Transition metals are essential nutrients that are required for all forms of life. For example, metals such as manganese, iron, cobalt, nickel, copper and zinc all play key roles in biological systems. Recently, transition metals have been implicated in host responses to bacterial infection. In particular, the phenomenon of nutritional immunity involves either the limitation or oversaturation of the intracellular levels of transition metals as part of the innate immune response.

Streptococcus pneumoniae is a gram positive, facultative anaerobic bacterium and the leading bacterial cause of pneumonia, meningitis and sepsis¹ . S. pneumoniae infection is highly prevalent in developing countries where it is estimated that infection by this organism is responsible for 11% of all non-HIV positive deaths in children up until the age of 6 years² .

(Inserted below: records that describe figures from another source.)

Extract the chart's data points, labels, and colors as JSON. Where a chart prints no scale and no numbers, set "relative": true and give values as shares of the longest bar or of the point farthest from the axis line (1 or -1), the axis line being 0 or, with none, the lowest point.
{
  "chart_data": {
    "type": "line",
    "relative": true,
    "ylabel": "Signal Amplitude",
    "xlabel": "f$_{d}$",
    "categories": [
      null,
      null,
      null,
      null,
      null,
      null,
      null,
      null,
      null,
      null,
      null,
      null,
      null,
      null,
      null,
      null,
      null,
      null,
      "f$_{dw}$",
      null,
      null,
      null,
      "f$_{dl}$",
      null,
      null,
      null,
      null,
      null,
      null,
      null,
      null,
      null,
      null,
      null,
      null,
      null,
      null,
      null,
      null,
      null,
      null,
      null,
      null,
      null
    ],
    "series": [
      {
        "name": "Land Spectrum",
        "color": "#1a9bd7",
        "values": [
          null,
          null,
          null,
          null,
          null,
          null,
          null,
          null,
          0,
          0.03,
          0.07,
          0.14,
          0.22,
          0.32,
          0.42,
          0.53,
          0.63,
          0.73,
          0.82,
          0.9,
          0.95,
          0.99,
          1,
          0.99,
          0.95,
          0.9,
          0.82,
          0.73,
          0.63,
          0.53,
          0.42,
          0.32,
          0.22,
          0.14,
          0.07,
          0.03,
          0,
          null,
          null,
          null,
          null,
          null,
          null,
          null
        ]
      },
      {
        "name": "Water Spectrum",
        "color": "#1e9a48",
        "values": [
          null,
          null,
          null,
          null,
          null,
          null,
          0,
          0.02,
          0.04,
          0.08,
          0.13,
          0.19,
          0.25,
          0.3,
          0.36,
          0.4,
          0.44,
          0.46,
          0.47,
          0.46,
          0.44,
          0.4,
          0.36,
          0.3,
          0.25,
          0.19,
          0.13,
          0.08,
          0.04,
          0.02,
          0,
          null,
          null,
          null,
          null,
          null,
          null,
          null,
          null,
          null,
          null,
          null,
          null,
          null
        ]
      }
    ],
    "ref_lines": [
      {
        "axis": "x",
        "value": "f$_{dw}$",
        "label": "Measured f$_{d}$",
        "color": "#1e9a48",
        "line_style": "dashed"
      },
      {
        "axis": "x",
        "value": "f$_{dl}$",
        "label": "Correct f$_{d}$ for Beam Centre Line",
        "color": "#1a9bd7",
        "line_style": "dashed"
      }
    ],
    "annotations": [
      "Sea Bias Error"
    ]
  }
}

The oversaturation of the pathogen with the transition metal zinc is an established host response to infection by S. pneumoniae. Under zinc stress conditions, a number of S. pneumoniae proteins    undergo either changes in expression levels or activities (or both) in order to effectively combat these potentially toxic conditions. Functions of proteins implicated in this system include regulation of transcription, response to oxidative stress and maintenance of the metal buffering glutathione pool. This project aims to structurally characterize proteins implicated in the response of S. pneumoniae to zinc stress. Progress towards this aim will be presented.